A higher-pitched (and utterly incidental) Steve Carrell reprises the voice role of Gru as a young, up-and-coming supervillain, angling to join his favorite crime team, the Vicious 6. After deposing their founder Wild Knuckles (Alan Arkin), the Vicious 6 and their new leader, Belle Bottom (Taraji P. Henson), laugh off the runt-sized Gru until he manages to steal a mystical Chinese stone the group had already pinched.

The rest of “Minions: The Rise of Gru” is a mindless, multi-front plot that includes Knuckles kidnapping Gru while looking to reclaim the stone and the Minions trying to refind the stone after minion Otto unwittingly trades it for a pet rock. The Minions are assisted by acupuncturist Master Chow (Michelle Yeoh), an erstwhile Kung Fu sensei who comes out of retirement to train the anthropomorphic Twinkies in the martial arts.
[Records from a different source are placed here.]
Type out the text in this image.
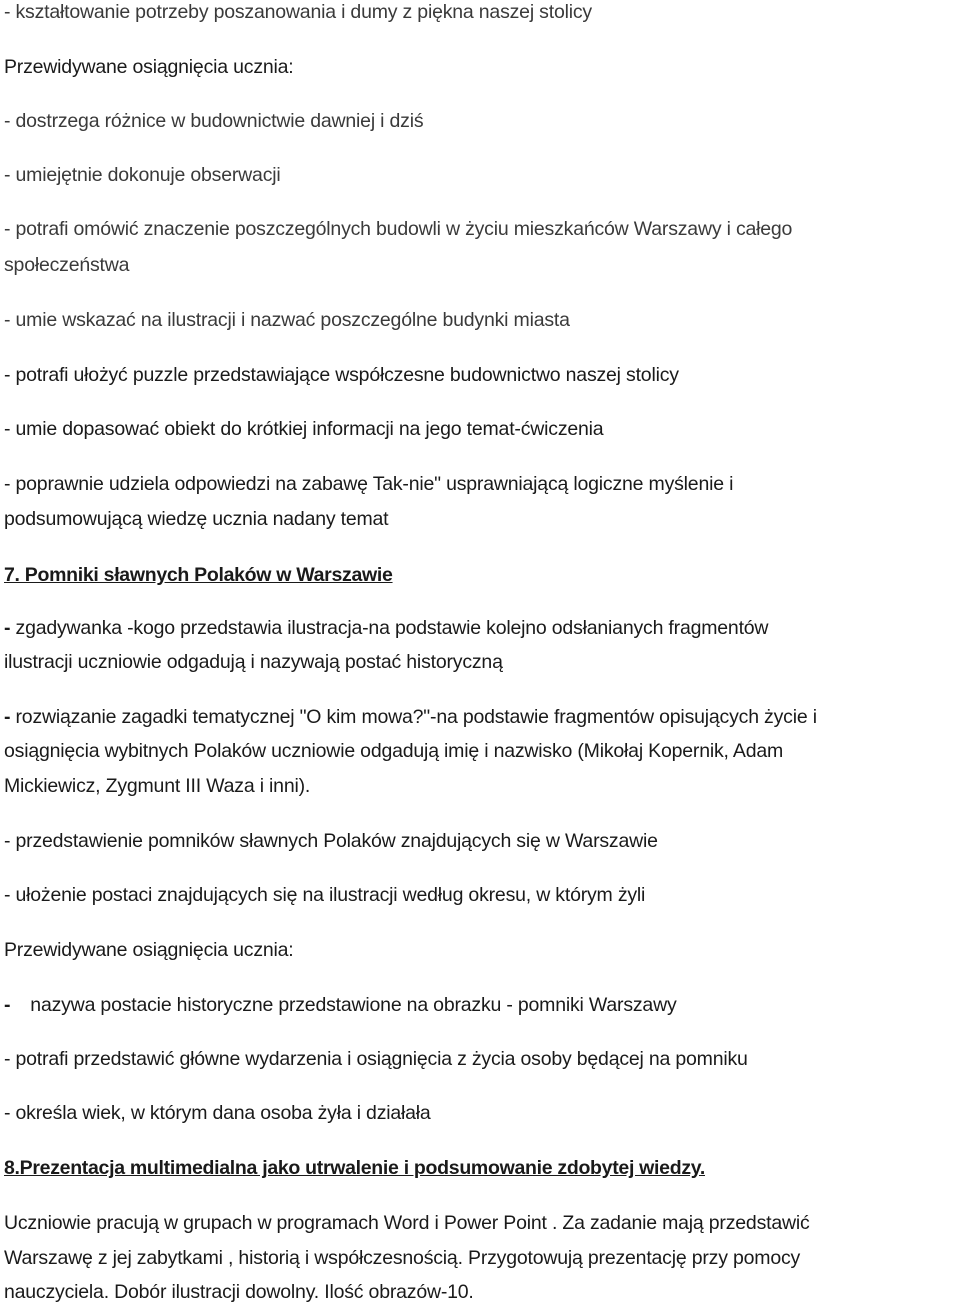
- kształtowanie potrzeby poszanowania i dumy z piękna naszej stolicy
Przewidywane osiągnięcia ucznia:
- dostrzega różnice w budownictwie dawniej i dziś
- umiejętnie dokonuje obserwacji
- potrafi omówić znaczenie poszczególnych budowli w życiu mieszkańców Warszawy i całego
społeczeństwa
- umie wskazać na ilustracji i nazwać poszczególne budynki miasta
- potrafi ułożyć puzzle przedstawiające współczesne budownictwo naszej stolicy
- umie dopasować obiekt do krótkiej informacji na jego temat-ćwiczenia
- poprawnie udziela odpowiedzi na zabawę Tak-nie" usprawniającą logiczne myślenie i
podsumowującą wiedzę ucznia nadany temat
7. Pomniki sławnych Polaków w Warszawie
- zgadywanka -kogo przedstawia ilustracja-na podstawie kolejno odsłanianych fragmentów
ilustracji uczniowie odgadują i nazywają postać historyczną
- rozwiązanie zagadki tematycznej "O kim mowa?"-na podstawie fragmentów opisujących życie i
osiągnięcia wybitnych Polaków uczniowie odgadują imię i nazwisko (Mikołaj Kopernik, Adam
Mickiewicz, Zygmunt III Waza i inni).
- przedstawienie pomników sławnych Polaków znajdujących się w Warszawie
- ułożenie postaci znajdujących się na ilustracji według okresu, w którym żyli
Przewidywane osiągnięcia ucznia:
- nazywa postacie historyczne przedstawione na obrazku - pomniki Warszawy
- potrafi przedstawić główne wydarzenia i osiągnięcia z życia osoby będącej na pomniku
- określa wiek, w którym dana osoba żyła i działała
8.Prezentacja multimedialna jako utrwalenie i podsumowanie zdobytej wiedzy.
Uczniowie pracują w grupach w programach Word i Power Point . Za zadanie mają przedstawić
Warszawę z jej zabytkami , historią i współczesnością. Przygotowują prezentację przy pomocy
nauczyciela. Dobór ilustracji dowolny. Ilość obrazów-10.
So little matters in this madcap mayhem that you will not care where the “story” takes you or remember much about it even as you cross the threshold of the theater’s exit. You will lose all interest far before the climactic clash between the supernatural incarnations of the Vicious 6 and Minions. But Illumination studio’s animation is effervescent, and the movie’s minute morsels of mirth derive from the Minions’ admitted charm and their mash-up of jabberwocky and pseudowords. At least the film knows their target audience. Otherwise, this origin story is utterly unoriginal. “The Rise of Gru” isn’t the fall of the Minions, but they’re all this franchise really has left.